If you want to stop consuming seed oils, there are no downsides. But Zumpano says you’d be just as wise to commit to avoiding processed foods instead. It’s a move that will inherently result in scaling back on seed oils, while also allowing you the leeway to use them in small amounts.

“When you cut seed oils from your diet, what you’re really doing is cutting out many processed foods,” she adds. “I think that’s why we’re hearing about them as being so bad for your health. But it’s less about the seed oils themselves and more about the fact that they’re so often found in ultra-processed foods.”

But what about using seed oils at home? Should you throw away that bottle of sunflower oil on your shelf? Experts tend to have varied opinions on this one, but Zumpano believes they should be limited in home cooking.

“They’re not necessarily the greatest choice in oil,” she notes. “But when used in moderation in home cooking, they’re not nearly as bad for you as when you’re getting them in ultra-processed foods, fast foods and fried foods.”

Still, she recommends mostly cooking with alternative oils that provide more omega-3s, like avocado oil or olive oil (more on that in a minute).

And keep in mind, too, that you want to try to increase your omega-3 intake and limit your omega-6s.

“Omega-3s are so important for overall heath that we really need to make the effort to get them into our diets,” Zumpano says. “Omega-6s, on the other hand, are in abundance in Western diets.”

The omega-6 to omega-3 ratio should be ideally 2:1 or 1:1, but for most Americans, the ratio is actually a whopping 10:1 or even 20:1.

If you do want to cook with seed oils at home, use them infrequently and in small amounts. Importantly, you should also buy versions that are pure and unrefined, which aren’t as processed and retain some of their nutrients.

Good substitutes for seed oils

Occasionally frying your breakfast potatoes in a little bit of organic, unrefined sunflower oil isn’t going to throw your body into disarray. But Zumpano says there are healthier oils to choose from, so you’re probably better off just using one of those.


She recommends using extra-virgin olive oil (EVOO) for low-heat cooking and avocado oil for high-heat cooking. They’re both high in heart-healthy omega-3 fatty acids instead of additional omega-6s.

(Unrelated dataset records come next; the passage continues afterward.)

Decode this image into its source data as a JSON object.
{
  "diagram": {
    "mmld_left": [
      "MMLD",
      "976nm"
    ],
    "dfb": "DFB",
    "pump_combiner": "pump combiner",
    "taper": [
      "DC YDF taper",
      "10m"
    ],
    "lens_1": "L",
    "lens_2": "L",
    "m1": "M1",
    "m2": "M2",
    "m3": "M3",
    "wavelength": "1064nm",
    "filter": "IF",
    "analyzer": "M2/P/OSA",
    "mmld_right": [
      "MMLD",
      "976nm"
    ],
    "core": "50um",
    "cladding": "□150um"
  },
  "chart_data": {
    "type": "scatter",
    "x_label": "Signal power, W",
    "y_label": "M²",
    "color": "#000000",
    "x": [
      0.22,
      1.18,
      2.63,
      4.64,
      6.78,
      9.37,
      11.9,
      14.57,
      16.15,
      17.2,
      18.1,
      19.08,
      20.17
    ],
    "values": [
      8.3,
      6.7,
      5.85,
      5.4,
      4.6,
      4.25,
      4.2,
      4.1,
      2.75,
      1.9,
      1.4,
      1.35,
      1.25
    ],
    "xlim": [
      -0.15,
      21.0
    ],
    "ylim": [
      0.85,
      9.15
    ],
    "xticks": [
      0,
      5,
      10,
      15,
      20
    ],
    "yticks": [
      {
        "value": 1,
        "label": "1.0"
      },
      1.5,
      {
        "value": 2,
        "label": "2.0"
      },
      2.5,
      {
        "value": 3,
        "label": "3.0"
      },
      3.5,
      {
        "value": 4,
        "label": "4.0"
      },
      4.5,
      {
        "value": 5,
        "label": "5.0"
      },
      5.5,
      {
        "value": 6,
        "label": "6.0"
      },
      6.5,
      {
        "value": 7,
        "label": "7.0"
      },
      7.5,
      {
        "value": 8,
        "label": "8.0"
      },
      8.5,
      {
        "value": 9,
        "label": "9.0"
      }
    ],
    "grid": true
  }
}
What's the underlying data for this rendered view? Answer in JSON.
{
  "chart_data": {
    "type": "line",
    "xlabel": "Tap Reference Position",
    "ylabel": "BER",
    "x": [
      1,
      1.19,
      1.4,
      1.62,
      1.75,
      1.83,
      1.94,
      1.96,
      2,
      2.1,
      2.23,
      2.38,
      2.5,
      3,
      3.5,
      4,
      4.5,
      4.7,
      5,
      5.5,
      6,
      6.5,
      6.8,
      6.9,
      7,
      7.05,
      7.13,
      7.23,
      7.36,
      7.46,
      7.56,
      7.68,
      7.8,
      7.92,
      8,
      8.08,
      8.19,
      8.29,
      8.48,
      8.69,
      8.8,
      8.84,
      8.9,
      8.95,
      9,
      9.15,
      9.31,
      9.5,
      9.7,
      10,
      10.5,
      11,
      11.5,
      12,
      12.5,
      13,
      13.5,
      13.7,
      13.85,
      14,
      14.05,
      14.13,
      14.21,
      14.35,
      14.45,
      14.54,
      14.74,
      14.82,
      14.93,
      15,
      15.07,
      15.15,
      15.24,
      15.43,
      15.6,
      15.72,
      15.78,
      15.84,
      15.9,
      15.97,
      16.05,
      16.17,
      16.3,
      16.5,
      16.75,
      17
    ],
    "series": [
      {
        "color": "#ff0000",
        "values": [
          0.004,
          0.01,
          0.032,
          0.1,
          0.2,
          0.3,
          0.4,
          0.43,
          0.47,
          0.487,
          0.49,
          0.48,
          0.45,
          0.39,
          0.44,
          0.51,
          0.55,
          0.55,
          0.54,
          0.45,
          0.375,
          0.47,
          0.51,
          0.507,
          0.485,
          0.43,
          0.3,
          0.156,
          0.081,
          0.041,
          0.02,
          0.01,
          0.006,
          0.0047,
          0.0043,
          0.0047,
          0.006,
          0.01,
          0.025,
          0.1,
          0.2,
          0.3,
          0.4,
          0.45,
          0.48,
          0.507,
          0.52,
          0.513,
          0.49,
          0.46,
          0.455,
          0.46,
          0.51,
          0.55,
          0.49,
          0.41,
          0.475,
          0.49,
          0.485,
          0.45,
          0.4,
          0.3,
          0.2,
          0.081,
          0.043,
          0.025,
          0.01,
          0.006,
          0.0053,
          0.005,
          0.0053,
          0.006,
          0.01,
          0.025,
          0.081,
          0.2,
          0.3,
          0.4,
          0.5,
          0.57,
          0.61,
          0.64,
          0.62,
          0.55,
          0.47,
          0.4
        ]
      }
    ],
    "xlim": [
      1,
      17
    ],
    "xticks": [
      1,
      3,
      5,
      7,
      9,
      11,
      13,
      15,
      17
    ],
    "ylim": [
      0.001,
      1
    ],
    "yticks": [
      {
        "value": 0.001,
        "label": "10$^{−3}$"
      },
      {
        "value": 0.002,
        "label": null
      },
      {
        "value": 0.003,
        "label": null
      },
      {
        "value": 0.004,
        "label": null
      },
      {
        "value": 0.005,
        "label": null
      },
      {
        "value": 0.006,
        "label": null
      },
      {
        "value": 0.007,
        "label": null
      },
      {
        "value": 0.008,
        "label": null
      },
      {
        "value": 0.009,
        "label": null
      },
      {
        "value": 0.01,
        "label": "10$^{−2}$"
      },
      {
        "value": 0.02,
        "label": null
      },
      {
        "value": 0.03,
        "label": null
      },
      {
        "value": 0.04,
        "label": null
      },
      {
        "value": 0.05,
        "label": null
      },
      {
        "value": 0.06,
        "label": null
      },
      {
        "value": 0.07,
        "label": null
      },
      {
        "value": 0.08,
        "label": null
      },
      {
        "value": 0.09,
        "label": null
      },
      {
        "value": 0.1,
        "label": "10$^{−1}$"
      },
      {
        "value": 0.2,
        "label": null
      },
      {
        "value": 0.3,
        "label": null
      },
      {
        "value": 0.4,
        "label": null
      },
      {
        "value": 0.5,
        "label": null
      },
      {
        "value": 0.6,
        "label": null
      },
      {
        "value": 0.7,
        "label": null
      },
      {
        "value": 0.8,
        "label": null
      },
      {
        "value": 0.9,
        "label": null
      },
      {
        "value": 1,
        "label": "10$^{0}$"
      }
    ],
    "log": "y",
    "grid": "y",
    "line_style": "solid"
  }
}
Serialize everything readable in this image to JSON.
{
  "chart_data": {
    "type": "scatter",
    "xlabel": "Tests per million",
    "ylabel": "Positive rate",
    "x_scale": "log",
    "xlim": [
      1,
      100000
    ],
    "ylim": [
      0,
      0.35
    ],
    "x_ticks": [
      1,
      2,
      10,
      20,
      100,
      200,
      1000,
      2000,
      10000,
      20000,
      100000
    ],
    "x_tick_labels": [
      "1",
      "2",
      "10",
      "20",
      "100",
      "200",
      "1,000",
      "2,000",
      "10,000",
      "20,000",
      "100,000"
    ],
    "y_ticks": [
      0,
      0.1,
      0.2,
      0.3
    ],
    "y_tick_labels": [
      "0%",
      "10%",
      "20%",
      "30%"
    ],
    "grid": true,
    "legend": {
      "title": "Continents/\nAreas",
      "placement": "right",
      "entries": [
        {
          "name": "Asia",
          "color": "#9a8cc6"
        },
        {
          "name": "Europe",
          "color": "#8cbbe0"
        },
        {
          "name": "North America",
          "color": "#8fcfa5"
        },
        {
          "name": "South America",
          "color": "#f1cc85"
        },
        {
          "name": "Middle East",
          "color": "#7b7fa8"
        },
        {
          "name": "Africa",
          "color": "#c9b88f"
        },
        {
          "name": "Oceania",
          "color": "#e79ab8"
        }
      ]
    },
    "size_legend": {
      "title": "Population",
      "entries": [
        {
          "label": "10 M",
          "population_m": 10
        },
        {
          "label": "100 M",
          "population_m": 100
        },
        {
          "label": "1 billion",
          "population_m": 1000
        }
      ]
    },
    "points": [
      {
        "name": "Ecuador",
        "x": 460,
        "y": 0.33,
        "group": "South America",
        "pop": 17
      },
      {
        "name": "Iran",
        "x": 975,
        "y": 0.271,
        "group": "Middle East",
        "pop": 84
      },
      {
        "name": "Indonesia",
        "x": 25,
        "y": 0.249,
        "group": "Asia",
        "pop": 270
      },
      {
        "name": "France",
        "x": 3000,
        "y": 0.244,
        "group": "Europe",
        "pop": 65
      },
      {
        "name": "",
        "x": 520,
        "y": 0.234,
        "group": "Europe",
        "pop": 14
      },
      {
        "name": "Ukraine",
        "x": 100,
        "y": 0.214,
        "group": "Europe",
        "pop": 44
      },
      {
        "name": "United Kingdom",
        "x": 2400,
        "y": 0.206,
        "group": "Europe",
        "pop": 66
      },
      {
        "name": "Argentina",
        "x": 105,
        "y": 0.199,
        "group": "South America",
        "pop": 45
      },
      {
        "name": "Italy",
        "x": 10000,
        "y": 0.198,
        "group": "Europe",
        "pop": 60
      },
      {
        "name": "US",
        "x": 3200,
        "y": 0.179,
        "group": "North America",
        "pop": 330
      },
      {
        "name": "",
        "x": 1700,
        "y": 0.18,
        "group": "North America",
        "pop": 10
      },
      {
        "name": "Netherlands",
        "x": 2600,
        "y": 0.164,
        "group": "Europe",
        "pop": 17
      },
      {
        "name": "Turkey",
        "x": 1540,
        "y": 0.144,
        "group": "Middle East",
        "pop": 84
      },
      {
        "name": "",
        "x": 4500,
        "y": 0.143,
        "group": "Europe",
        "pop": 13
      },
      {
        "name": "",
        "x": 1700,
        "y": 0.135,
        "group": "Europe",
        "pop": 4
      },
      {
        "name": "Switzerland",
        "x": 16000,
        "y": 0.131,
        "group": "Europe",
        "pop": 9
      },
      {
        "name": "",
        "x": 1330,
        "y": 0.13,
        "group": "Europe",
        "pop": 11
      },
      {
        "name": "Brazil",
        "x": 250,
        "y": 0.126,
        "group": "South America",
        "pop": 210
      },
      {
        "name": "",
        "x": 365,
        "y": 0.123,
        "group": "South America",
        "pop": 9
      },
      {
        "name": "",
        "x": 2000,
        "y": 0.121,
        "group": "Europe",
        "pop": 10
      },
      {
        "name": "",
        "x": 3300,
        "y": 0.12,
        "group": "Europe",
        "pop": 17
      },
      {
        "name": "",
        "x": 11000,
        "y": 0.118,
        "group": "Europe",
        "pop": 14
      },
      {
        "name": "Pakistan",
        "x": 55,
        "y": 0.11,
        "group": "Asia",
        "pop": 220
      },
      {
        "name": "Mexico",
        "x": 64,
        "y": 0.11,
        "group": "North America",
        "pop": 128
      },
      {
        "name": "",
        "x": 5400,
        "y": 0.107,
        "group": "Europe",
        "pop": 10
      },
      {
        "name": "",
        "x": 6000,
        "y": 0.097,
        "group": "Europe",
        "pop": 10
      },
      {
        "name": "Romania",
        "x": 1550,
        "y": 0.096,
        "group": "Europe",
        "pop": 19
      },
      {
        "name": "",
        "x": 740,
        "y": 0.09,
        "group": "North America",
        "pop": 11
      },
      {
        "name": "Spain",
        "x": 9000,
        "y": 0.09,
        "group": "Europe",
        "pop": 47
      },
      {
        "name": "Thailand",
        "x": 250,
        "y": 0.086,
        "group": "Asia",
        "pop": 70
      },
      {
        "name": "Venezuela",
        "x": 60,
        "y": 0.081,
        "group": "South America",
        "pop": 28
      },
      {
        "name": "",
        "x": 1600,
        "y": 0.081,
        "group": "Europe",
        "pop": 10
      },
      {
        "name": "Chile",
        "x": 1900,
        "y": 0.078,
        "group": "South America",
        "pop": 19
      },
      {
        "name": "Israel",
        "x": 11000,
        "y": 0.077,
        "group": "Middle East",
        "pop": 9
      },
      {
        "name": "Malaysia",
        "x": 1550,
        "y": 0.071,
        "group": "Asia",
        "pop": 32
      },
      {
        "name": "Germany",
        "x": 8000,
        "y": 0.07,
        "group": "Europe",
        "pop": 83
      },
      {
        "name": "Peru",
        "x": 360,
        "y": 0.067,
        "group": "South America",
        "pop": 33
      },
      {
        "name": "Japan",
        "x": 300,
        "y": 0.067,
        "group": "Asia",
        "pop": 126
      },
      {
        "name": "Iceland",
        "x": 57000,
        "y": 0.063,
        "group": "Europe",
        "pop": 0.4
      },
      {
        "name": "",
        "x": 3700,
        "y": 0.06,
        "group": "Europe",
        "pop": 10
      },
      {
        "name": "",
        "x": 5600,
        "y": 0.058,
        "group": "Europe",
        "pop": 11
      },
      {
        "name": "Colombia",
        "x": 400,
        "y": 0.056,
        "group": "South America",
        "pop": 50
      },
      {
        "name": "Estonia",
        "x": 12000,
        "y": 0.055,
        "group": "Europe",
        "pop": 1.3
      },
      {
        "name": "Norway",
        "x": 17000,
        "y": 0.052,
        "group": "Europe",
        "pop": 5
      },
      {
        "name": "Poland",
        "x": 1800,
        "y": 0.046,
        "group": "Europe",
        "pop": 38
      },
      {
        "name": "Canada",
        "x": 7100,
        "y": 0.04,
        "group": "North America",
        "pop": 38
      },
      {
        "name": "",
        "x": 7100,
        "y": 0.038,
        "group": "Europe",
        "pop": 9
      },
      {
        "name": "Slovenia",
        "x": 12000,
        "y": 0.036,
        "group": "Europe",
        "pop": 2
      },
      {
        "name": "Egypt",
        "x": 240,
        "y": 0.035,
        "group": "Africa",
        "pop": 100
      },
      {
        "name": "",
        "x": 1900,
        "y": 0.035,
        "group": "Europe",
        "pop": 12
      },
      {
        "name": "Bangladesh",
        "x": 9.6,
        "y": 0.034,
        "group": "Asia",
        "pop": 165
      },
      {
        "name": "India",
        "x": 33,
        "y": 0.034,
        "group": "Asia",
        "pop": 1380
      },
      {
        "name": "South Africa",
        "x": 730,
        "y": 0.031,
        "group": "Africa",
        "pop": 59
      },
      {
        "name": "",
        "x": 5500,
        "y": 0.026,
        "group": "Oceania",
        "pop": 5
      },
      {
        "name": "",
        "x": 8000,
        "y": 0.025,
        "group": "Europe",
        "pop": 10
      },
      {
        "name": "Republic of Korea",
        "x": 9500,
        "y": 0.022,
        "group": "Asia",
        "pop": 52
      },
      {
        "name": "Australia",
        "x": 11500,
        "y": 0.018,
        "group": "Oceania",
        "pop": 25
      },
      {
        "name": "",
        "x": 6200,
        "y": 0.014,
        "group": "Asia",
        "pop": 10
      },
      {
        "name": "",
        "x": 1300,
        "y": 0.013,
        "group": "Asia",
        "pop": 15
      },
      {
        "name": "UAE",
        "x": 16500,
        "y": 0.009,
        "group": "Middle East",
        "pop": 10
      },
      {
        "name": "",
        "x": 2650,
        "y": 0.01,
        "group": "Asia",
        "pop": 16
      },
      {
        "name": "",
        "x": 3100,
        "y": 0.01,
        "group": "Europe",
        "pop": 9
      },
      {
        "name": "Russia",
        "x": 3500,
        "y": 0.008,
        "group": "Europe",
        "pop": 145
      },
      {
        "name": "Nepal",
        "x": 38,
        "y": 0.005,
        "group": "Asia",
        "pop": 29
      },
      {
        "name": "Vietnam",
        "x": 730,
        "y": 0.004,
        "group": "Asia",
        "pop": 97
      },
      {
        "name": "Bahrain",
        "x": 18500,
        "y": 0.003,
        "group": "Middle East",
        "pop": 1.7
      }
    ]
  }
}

“Both of these oils are clinically shown to have higher monounsaturated fats,” Zumpano shares. “They’re not seed-based, and they don’t go through the same type of processing, so they’re very unrefined and even have a lot of nutritional benefits.”

Limit your oil use

In general, it’s best to take it easy on oils, both seed and otherwise. And this is especially true when you go out to eat, as most restaurants use cheap cooking oils — which is to say, refined cooking oils.

But instead of focusing specifically on banishing seed oils from your diet, Zumpano reiterates that your first step should be trying to eliminate ultra-processed foods from your diet as much as you possibly can.

“Try to cook at home as often as possible and purchase foods that have simple ingredients,” she says. “That’s always my No. 1 recommendation.”

Doing so will naturally lessen your seed oil intake while not restricting you from, say, going out to dinner with a friend or having a few potato chips at a party. And eating well at home will help offset the times when you eat out and don’t have a handle on every, single ingredient you consume.

“Eating whole, unprocessed foods at home gives you a little bit of a buffer when you go out to eat,” Zumpano says. “If you’re able to maintain and manage what you eat most of the time, then the other times won’t have as big of an impact on your health.”